Booker leaned over the documents, shuffling papers around. He remembered having read something pertinent at some point but had forgotten what. He sifted through background documents, reports, and scribbled notes. With breath held captured in his chest, he found what he sought. “Uncle Nick died not long before the lockdown. Our guy inherited.”
“Inherited what?” Castellanos asked.
“Everything, pretty much. House included.”
“Did we find anything antique when forensics went through his condo?”
“No.” Booker flipped through the slim report, finding Robert Robertson Junior’s known assets among the data collected. “He hasn’t sold the property, yet, either. He just doesn’t live in it.”
“Does he rent it out?”
“Dunno.” Booker scowled. Why would he keep the house?
“Why would he keep the house?” Castellanos wondered.

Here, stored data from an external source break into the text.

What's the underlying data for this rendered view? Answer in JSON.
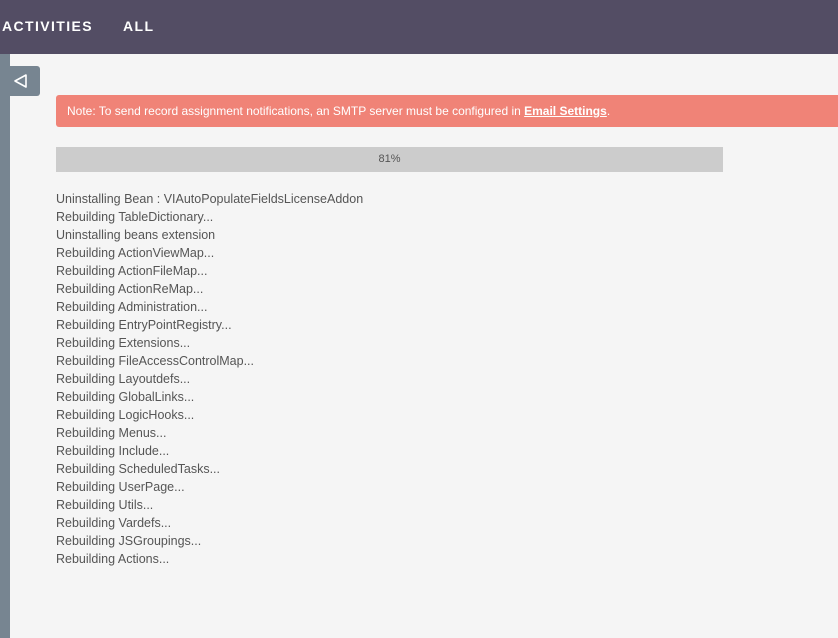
{
  "nav": {
    "activities_label": "ACTIVITIES",
    "all_label": "ALL"
  },
  "sidebar": {
    "toggle_icon": "collapse-left-triangle-icon"
  },
  "alert": {
    "text": "Note: To send record assignment notifications, an SMTP server must be configured in ",
    "link_text": "Email Settings",
    "suffix": "."
  },
  "progress": {
    "percent": 81,
    "label": "81%"
  },
  "log": {
    "lines": [
      "Uninstalling Bean : VIAutoPopulateFieldsLicenseAddon",
      "Rebuilding TableDictionary...",
      "Uninstalling beans extension",
      "Rebuilding ActionViewMap...",
      "Rebuilding ActionFileMap...",
      "Rebuilding ActionReMap...",
      "Rebuilding Administration...",
      "Rebuilding EntryPointRegistry...",
      "Rebuilding Extensions...",
      "Rebuilding FileAccessControlMap...",
      "Rebuilding Layoutdefs...",
      "Rebuilding GlobalLinks...",
      "Rebuilding LogicHooks...",
      "Rebuilding Menus...",
      "Rebuilding Include...",
      "Rebuilding ScheduledTasks...",
      "Rebuilding UserPage...",
      "Rebuilding Utils...",
      "Rebuilding Vardefs...",
      "Rebuilding JSGroupings...",
      "Rebuilding Actions..."
    ]
  },
  "colors": {
    "topbar": "#534d64",
    "sidebar": "#778591",
    "alert": "#f08377",
    "progress_track": "#cccccc"
  }
}
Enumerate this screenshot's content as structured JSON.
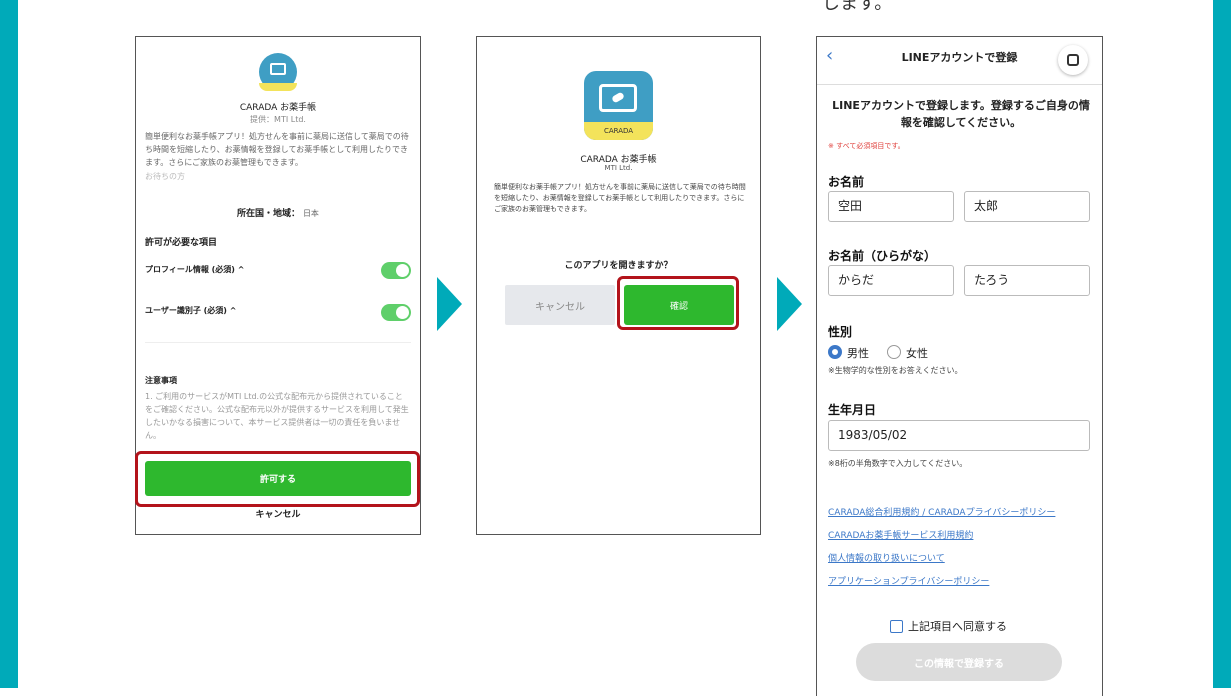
{
  "top_text": "します。",
  "screen1": {
    "app_name": "CARADA お薬手帳",
    "provider": "提供：MTI Ltd.",
    "description": "簡単便利なお薬手帳アプリ！処方せんを事前に薬局に送信して薬局での待ち時間を短縮したり、お薬情報を登録してお薬手帳として利用したりできます。さらにご家族のお薬管理もできます。",
    "description_cut": "お待ちの方",
    "region_label": "所在国・地域：",
    "region_value": "日本",
    "permissions_title": "許可が必要な項目",
    "perm_profile": "プロフィール情報 (必須) ^",
    "perm_userid": "ユーザー識別子 (必須) ^",
    "notes_title": "注意事項",
    "notes_text": "1. ご利用のサービスがMTI Ltd.の公式な配布元から提供されていることをご確認ください。公式な配布元以外が提供するサービスを利用して発生したいかなる損害について、本サービス提供者は一切の責任を負いません。",
    "allow_button": "許可する",
    "cancel_link": "キャンセル"
  },
  "screen2": {
    "icon_label": "CARADA",
    "app_name": "CARADA お薬手帳",
    "provider": "MTI Ltd.",
    "description": "簡単便利なお薬手帳アプリ！処方せんを事前に薬局に送信して薬局での待ち時間を短縮したり、お薬情報を登録してお薬手帳として利用したりできます。さらにご家族のお薬管理もできます。",
    "question": "このアプリを開きますか？",
    "cancel_button": "キャンセル",
    "confirm_button": "確認"
  },
  "screen3": {
    "header_title": "LINEアカウントで登録",
    "intro": "LINEアカウントで登録します。登録するご自身の情報を確認してください。",
    "required_note": "※ すべて必須項目です。",
    "name_label": "お名前",
    "last_name": "空田",
    "first_name": "太郎",
    "kana_label": "お名前（ひらがな）",
    "last_kana": "からだ",
    "first_kana": "たろう",
    "gender_label": "性別",
    "male": "男性",
    "female": "女性",
    "gender_note": "※生物学的な性別をお答えください。",
    "birth_label": "生年月日",
    "birth_value": "1983/05/02",
    "birth_note": "※8桁の半角数字で入力してください。",
    "links": [
      "CARADA総合利用規約 / CARADAプライバシーポリシー",
      "CARADAお薬手帳サービス利用規約",
      "個人情報の取り扱いについて",
      "アプリケーションプライバシーポリシー"
    ],
    "agree_label": "上記項目へ同意する",
    "submit_button": "この情報で登録する"
  },
  "colors": {
    "accent": "#00aab9",
    "green": "#2eb82e",
    "highlight": "#b3131b",
    "link": "#3c78c8"
  }
}
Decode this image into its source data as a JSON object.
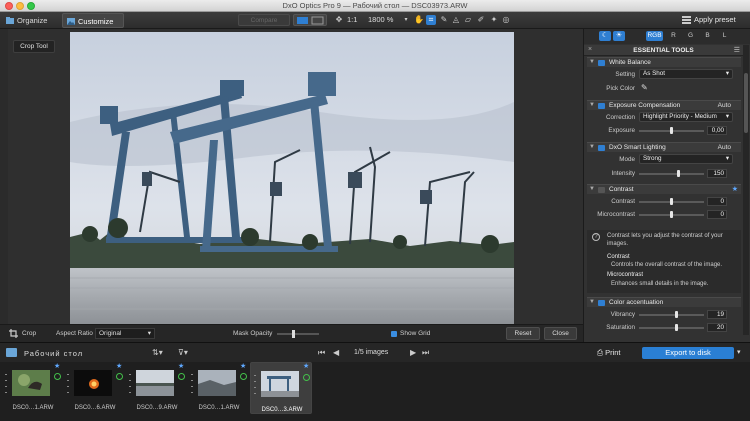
{
  "window": {
    "title": "DxO Optics Pro 9 — Рабочий стол — DSC03973.ARW"
  },
  "toolbar": {
    "tab_organize": "Organize",
    "tab_customize": "Customize",
    "compare_label": "Compare",
    "zoom_fit": "1:1",
    "zoom_value": "1800 %",
    "apply_preset": "Apply preset"
  },
  "viewer": {
    "crop_tool_label": "Crop Tool"
  },
  "cropbar": {
    "crop_label": "Crop",
    "aspect_ratio_label": "Aspect Ratio",
    "aspect_ratio_value": "Original",
    "mask_opacity_label": "Mask Opacity",
    "show_grid_label": "Show Grid",
    "reset_label": "Reset",
    "close_label": "Close"
  },
  "right_panel": {
    "channels": [
      "RGB",
      "R",
      "G",
      "B",
      "L"
    ],
    "panel_title": "ESSENTIAL TOOLS",
    "white_balance": {
      "title": "White Balance",
      "setting_label": "Setting",
      "setting_value": "As Shot",
      "pick_color_label": "Pick Color"
    },
    "exposure": {
      "title": "Exposure Compensation",
      "auto": "Auto",
      "correction_label": "Correction",
      "correction_value": "Highlight Priority - Medium",
      "exposure_label": "Exposure",
      "exposure_value": "0,00",
      "exposure_level": 0.5
    },
    "smart_lighting": {
      "title": "DxO Smart Lighting",
      "auto": "Auto",
      "mode_label": "Mode",
      "mode_value": "Strong",
      "intensity_label": "Intensity",
      "intensity_value": "150",
      "intensity_level": 0.6
    },
    "contrast": {
      "title": "Contrast",
      "contrast_label": "Contrast",
      "contrast_value": "0",
      "contrast_level": 0.5,
      "microcontrast_label": "Microcontrast",
      "microcontrast_value": "0",
      "microcontrast_level": 0.5
    },
    "help": {
      "intro": "Contrast lets you adjust the contrast of your images.",
      "contrast_title": "Contrast",
      "contrast_desc": "Controls the overall contrast of the image.",
      "micro_title": "Microcontrast",
      "micro_desc": "Enhances small details in the image."
    },
    "color_accentuation": {
      "title": "Color accentuation",
      "vibrancy_label": "Vibrancy",
      "vibrancy_value": "19",
      "vibrancy_level": 0.57,
      "saturation_label": "Saturation",
      "saturation_value": "20",
      "saturation_level": 0.58
    }
  },
  "filmstrip_bar": {
    "folder_title": "Рабочий стол",
    "pager_text": "1/5 images",
    "print_label": "Print",
    "export_label": "Export to disk"
  },
  "filmstrip": [
    {
      "name": "DSC0…1.ARW"
    },
    {
      "name": "DSC0…6.ARW"
    },
    {
      "name": "DSC0…9.ARW"
    },
    {
      "name": "DSC0…1.ARW"
    },
    {
      "name": "DSC0…3.ARW"
    }
  ]
}
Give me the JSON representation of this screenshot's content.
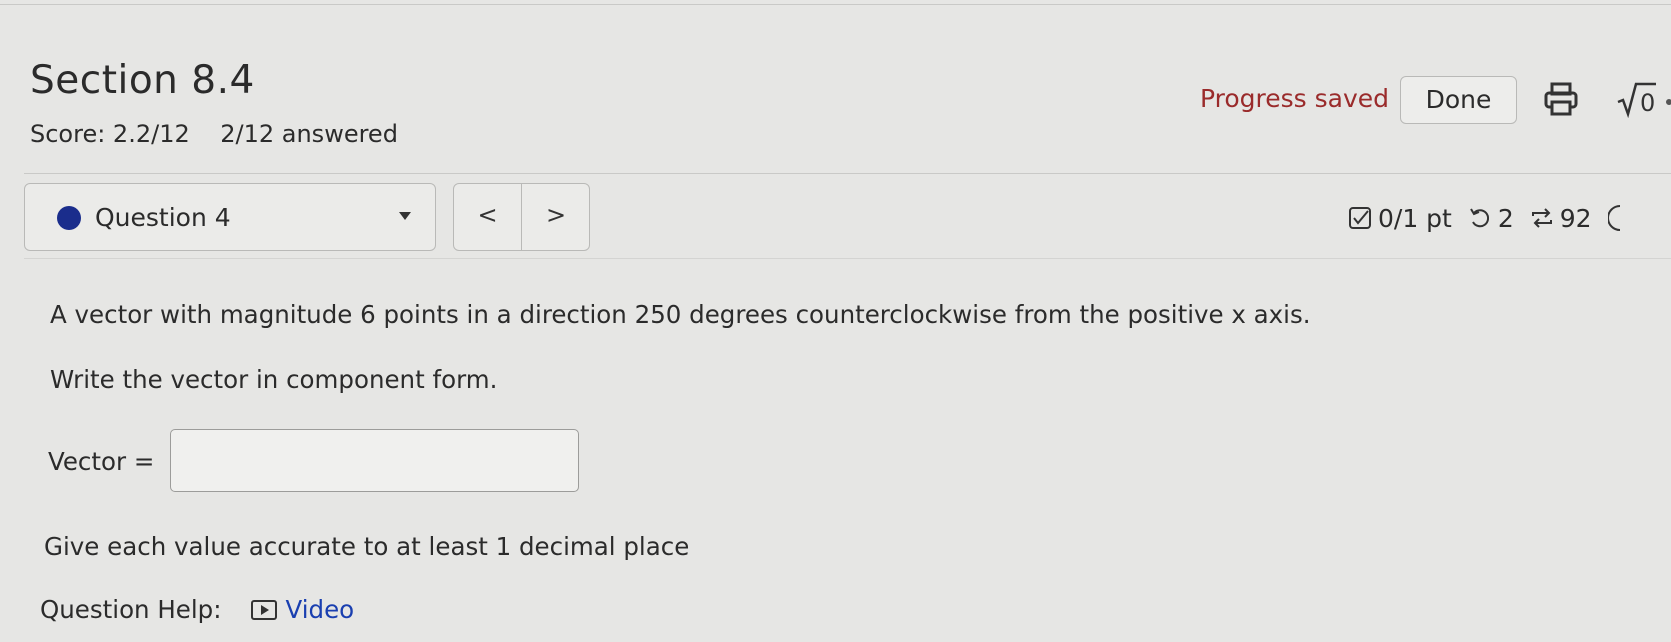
{
  "header": {
    "title": "Section 8.4",
    "score": "Score: 2.2/12    2/12 answered",
    "progress_status": "Progress saved",
    "done_label": "Done",
    "icons": [
      "print-icon",
      "sqrt-icon"
    ]
  },
  "question_nav": {
    "selected_question": "Question 4",
    "prev_label": "<",
    "next_label": ">"
  },
  "question_meta": {
    "points": "0/1 pt",
    "retries": "2",
    "attempts": "92"
  },
  "question": {
    "prompt": "A vector with magnitude 6 points in a direction 250 degrees counterclockwise from the positive x axis.",
    "instruction": "Write the vector in component form.",
    "answer_label": "Vector =",
    "answer_value": "",
    "hint": "Give each value accurate to at least 1 decimal place"
  },
  "help": {
    "label": "Question Help:",
    "video_label": "Video"
  },
  "colors": {
    "background": "#e6e6e4",
    "progress_text": "#9a2b2b",
    "question_dot": "#1a2d8c",
    "link": "#1a3fb0"
  }
}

Another wave of dizziness crashed over Booker. His senses fogged, dulled by painkillers and anti-anxiety medication. He felt out of sorts. Standing from the table, he reached out for balance. “Al…”
“It’s okay, John,” she whispered in his ear, holding him. “You’re going to be—”
clack-clack. whrrr. clack.
Booker drifted awake, cheek-down on top of a spread of notes and reports. He’d fallen asleep at the kitchen table. Everything around him blurred. A faint but constant soreness roughed through him. Groaning, he reached out and fumbled for his glasses. Found them between empty coffee mugs. Put them on.
Castellanos’ puzzle orb rested between two boxes in front of him. Had it awoken him somehow? Had it made some kind of sound?
He stood with a grunt. Afternoon light hazed the living room behind him. In gym shorts and t-shirt, he stepped down into it. He retrieved his prescription painkillers from the coffee table and turned around to get a drink. Paused when he glanced his reflection in the flat void TV screen.
Did something move beneath that darkness?
He blinked, shivered. Stepped back into the dining room, the kitchen.
After taking the pills, he picked up his phone and called Virgil.